Longview: Mercury (14th Floor)

This is the sound of British rock in all its splendour - resolutely rhythmic, melancholy and not really that original. Tapping into the style that has made the likes of Travis and Coldplay so popular across the Atlantic, the Manchester group's anthemic songs utilise swathes of chunky guitar set alongside cellos to produce a sombre, hymn-like sound that tries so very to move the hard but ends up being...well, ordinary. Singer Rob McVey has a decent-enough voice, alternately sweet and gruff, but there's nothing on this album that makes you want to press the repeat button. Which is a shame, because Mercury has got all the ingredients in place - the careful, neat production, the introduction of texture in places, chord progressions that have been thought out...but that's the trouble. Mercury has been conceived by a group that knows how to press all the right buttons but then end up with a product that makes for listening. Want anthems? You got 'em, namely "Can't Explain"; want indie scratch - try "Electricity"; want piano led melancholy? You got it on "If I Would." Sadly, Longview sounds like it was recorded by a committee - and one that stopped listening to records about 1985. This is an indie record pretending to be a rock record. Its schizophrenia is at once appealing and repellent.

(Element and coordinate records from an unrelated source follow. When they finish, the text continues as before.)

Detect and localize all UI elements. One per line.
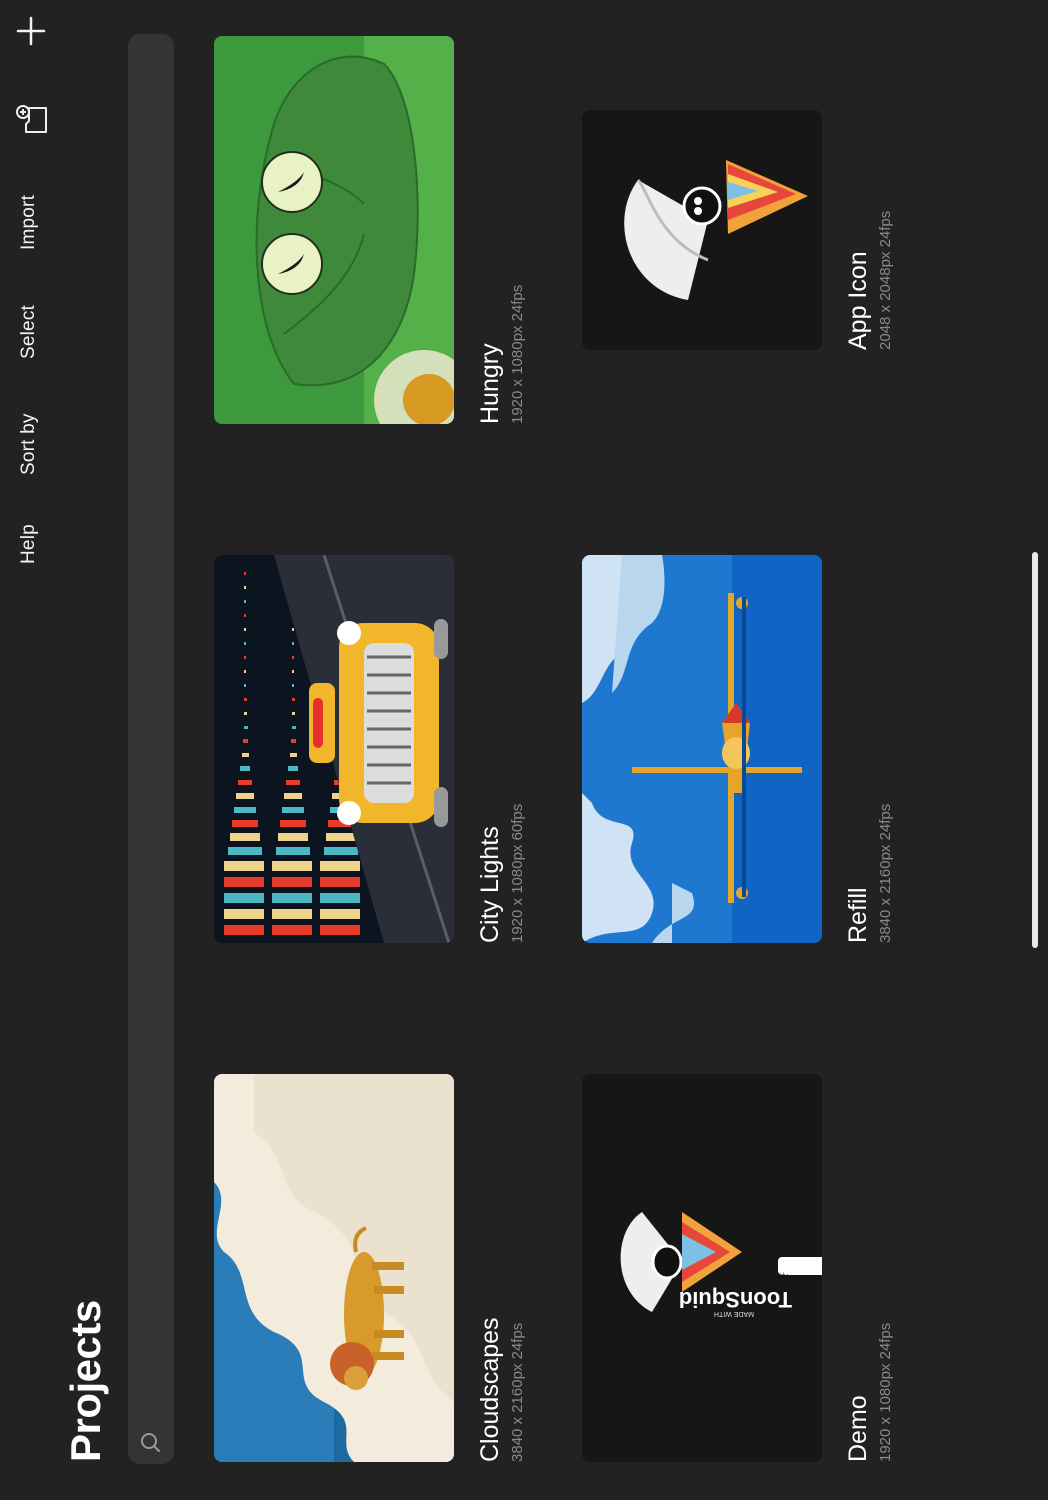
project-thumbnail[interactable] <box>582 110 822 350</box>
help-button[interactable]: Help <box>18 524 40 564</box>
new-folder-icon[interactable] <box>14 104 50 136</box>
project-thumbnail[interactable] <box>214 36 454 424</box>
projects-screen: Help Sort by Select Import Projects Clou… <box>0 0 1048 1500</box>
project-name: App Icon <box>844 251 872 350</box>
demo-brand-text: ToonSquid <box>679 1287 792 1312</box>
project-meta: 1920 x 1080px 60fps <box>509 803 526 943</box>
sort-by-button[interactable]: Sort by <box>18 413 40 475</box>
project-thumbnail[interactable] <box>214 1074 454 1462</box>
project-card-cloudscapes[interactable]: Cloudscapes 3840 x 2160px 24fps <box>214 1074 526 1462</box>
project-meta: 1920 x 1080px 24fps <box>509 284 526 424</box>
project-card-demo[interactable]: MADE WITH ToonSquid App Store Demo 1920 … <box>582 1074 894 1462</box>
plus-icon[interactable] <box>14 14 48 48</box>
project-name: Refill <box>844 887 872 943</box>
search-icon <box>139 1430 163 1454</box>
demo-store-text: App Store <box>761 1272 788 1278</box>
project-meta: 1920 x 1080px 24fps <box>877 1322 894 1462</box>
project-thumbnail[interactable] <box>214 555 454 943</box>
project-thumbnail[interactable] <box>582 555 822 943</box>
project-card-city-lights[interactable]: City Lights 1920 x 1080px 60fps <box>214 555 526 943</box>
project-meta: 2048 x 2048px 24fps <box>877 210 894 350</box>
select-button[interactable]: Select <box>18 305 40 359</box>
project-meta: 3840 x 2160px 24fps <box>509 1322 526 1462</box>
project-name: Hungry <box>476 343 504 424</box>
scrollbar[interactable] <box>1032 552 1038 948</box>
project-card-refill[interactable]: Refill 3840 x 2160px 24fps <box>582 555 894 943</box>
project-card-app-icon[interactable]: App Icon 2048 x 2048px 24fps <box>582 0 894 350</box>
import-button[interactable]: Import <box>18 195 40 250</box>
project-thumbnail[interactable]: MADE WITH ToonSquid App Store <box>582 1074 822 1462</box>
project-name: Cloudscapes <box>476 1317 504 1462</box>
project-name: Demo <box>844 1395 872 1462</box>
project-card-hungry[interactable]: Hungry 1920 x 1080px 24fps <box>214 36 526 424</box>
toolbar: Help Sort by Select Import <box>0 0 64 1500</box>
project-meta: 3840 x 2160px 24fps <box>877 803 894 943</box>
page-title: Projects <box>62 1300 109 1462</box>
search-input[interactable] <box>128 34 174 1464</box>
project-name: City Lights <box>476 826 504 943</box>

Bell X1: Music In Mouth (Island)

If schizophrenia is what you're after, you can't do better than Bell X1 with their second album. The opening song, "Snakes & Snakes," begins like a David Byrne/Talking Heads song circa 1980 then descends into a crashing, jangling bore. Follow-up track "Alphabet Soup" fares no better, beginning with mandolin and coming across like an uneasy collaboration between Radiohead and Peter Gabriel during his world music phase. The trouble with Music In Mouth is that it has several different faces - and phases. Some say it is Radiohead with tunes, but the tunes Bell X1 have created aren't that interesting. Based in Dublin, and the former backing band of Damian Rice, whose exquisite album O has (justifiably) received plaudits everywhere, Bell X1 struggle to overcome many obstacles, the main one being their way with an arrangement. Listening to Music In Mouth is hard going; everything seems in place - apart from an over-reliance on bombastic drumming which reduces even quite lovely numbers like "Eve, The Apple Of My Eye" to lumbering cod-ballads. The lads have obviously thought about what they are doing but - like Longview -Bell X1 have simply tried too hard to cover all their bases.

Broken Family Band: Cold Water Songs (Snowstorm)

Hailing from the country heartlands of Cambridge, England, this full-length CD follows a mini-CD The King Will Build A Disco that garnered a lot of interest last year. Cold Water Songs is the sound of an English band beating American country bands at their own game. It has wit, style, humour and great playing - plus some great songs that pay respect to the lo-fi elements of Pavement and Will Oldham in a happier frame of mind. Vocalist Steven Morris does a reasonable approximation of a heartbroken country dude while fashioning lyrics that actually make you smile, particularly in the tracks "Don't Leave That Woman Unattended" and "Hitting Women," which examine the whole man-woman relationship from a more shall we say, British aspect. The Broken Family Band poke fun at the whole genre but they are obviously sincere, allowing the humour to shine in songs that are ably embellished with traces of pedal steel, banjo, flute and cornet. This ain't smart-ass alt.country. It ain't real country, either. How can it be, coming from the heart of English academia? What it is is fun; good humoured songs - songs that bear repeated scrutiny.